Read from Chapter 1, "Aboard the Glacier" in Ambassadors from Earth: Pioneering Explorations with Unmanned Spacecraft by Jay Gallentine:
"Larry Cahill sardined himself into the communication shack with James Van Allen, who had headphones popped over his ears. It was quite hot and late at night. Both were thankful that they could be near the top of the ship, because that was farthest from the blistering engine room.
“Well, I wonder if that could really be it,” Van Allen said to nobody in particular. There was this inexplicably goofy beep-beeping sound in the headset. Something didn’t add up here. He glanced around. On the assembled faces were looks of confusion, like something didn’t fit. Like a game of Clue—everybody knew it couldn’t be Colonel Mustard with the rope, but all the evidence said otherwise.
What bugged him was the frequency, this 20-megahertz business. It was a common enough spot on the dial for amateurs. The National Institute of Standards and Technology’s radio station WWV used it too. And it never just beeped. If this new signal was indeed genuine and its creators were playing by the rules, it would be coming through at 108 megahertz, like everybody agreed upon.
Van Allen asked, “Do you think we’re getting some kind of weird transmission effect from a terrestrial station?” He wasn’t at all sure what to think, so there was a dissonance ricocheting through his brain. He had heard the news. The news was out there, but they were out here, in pretty much the middle of nowhere. And learning more wasn’t as easy as calling the neighbors. They had to take what came through, and right now there wasn’t much.
“Do you think this is really true, Larry?”

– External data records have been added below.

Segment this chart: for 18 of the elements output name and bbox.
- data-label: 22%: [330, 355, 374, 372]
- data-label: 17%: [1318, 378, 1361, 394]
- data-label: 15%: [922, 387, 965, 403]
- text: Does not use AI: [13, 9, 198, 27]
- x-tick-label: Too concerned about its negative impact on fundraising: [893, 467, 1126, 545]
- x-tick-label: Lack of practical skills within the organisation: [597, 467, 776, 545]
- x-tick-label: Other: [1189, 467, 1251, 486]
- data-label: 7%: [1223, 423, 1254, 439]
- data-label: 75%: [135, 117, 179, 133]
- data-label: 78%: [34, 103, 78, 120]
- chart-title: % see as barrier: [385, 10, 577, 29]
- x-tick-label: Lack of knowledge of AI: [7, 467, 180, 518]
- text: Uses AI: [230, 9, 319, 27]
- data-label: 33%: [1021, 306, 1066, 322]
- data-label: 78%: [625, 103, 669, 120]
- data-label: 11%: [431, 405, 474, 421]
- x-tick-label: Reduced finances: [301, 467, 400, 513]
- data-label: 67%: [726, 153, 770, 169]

Three hours earlier a bearded, grimy, forty-two-year-old James Van Allen had been stuffing his face in the ship’s mess. They were a few days west of the Panama Canal, which coincidentally enough was also forty-two years old. Van Allen and Cahill were passengers on the uss Glacier—a naval icebreaking ship ultimately bound for the Antarctic Ocean and perhaps the last place to find two physicists from the Midwest. On paper the vessel was working Operation Deep Freeze III, aiming to pulverize ice for supply ships traveling between New Zealand and Antarctica. But that wasn’t everything that the ship did; it also carried some thirty-odd secondhand rockets stashed down in the hold, which figured into Van Allen and Cahill’s plans along the way.
Two guys with rockets? Did the captain even know? How on earth did they get aboard? For others, it might not have been so easily done. Over the preceding eleven years, James Van Allen had come to be something of an authority in the slightly obscure field of high-altitude research and had gotten to this point by playing a brilliant series of cards.
It had been a regular day, that October 4. Van Allen was familiar enough with creaky government ships to think of himself as an old hand while living on them for months at a time. He’d been in the navy in World War II through two tours—plenty long enough to demonstrate how the radio proximity fuze he coinvented could help bring down lots more enemy aircraft. That was his first card, and a professor of Van Allen’s had guided him into the position of being able to lay it down.
Antiaircraft artillery is most effective when it’s able to hit something—like an airplane you’d rather not have flying around shooting at you. And the Pacific theater’s strategy at the time was to load up the skies with shrapnel and hope to God that enemy craft ran into some of it. Unfortunately, this didn’t prove to be any kind of effective, long-term means of conducting antiaircraft operations, and it sure tended to gobble up the ammo. Timing was everything. The guns had a muzzle velocity in excess of half a mile a second. Real fast. So if the gunner’s trigger finger was off by even a second . . . well then, there went the bullet, whizzing harmlessly by that Nakajima Gekko half a mile away.
Van Allen and his brilliant cocreators tended to think outside the box, so the group took things one step further and came up with a way to have themselves a smart bullet. They built a dinky radio emitter that could withstand twenty thousand g-forces, and they capped it on top of a five-inch artillery shell. Van Allen himself was responsible for one of those back-ofa-napkin inspirational moments, cooking up an elegant way to protect the fine filaments inside the transmitter tubes from snapping after such an intense force. The final product emitted a continuous radio signal, and if the sensor sensed that it was getting close to something—like a troublesome Kawasaki Ki-61—then boom went the projectile. It was a hit, literally and figuratively, as the U.S. military scooped up the idea and sent it into production. Tens of millions were assembled and used with great success. Their effectiveness was estimated to be about five times better than plain old naked rounds. Van Allen spent months at sea training U.S. Naval crews; so by the time he walked aboard the Glacier, ships, sailing, ship ways, and even ship food were no big deal. “I was quite at home on ships, yes sir,” he said. He was even at home on this one, which featured no keel and commonly rolled twenty degrees in the lightest of winds."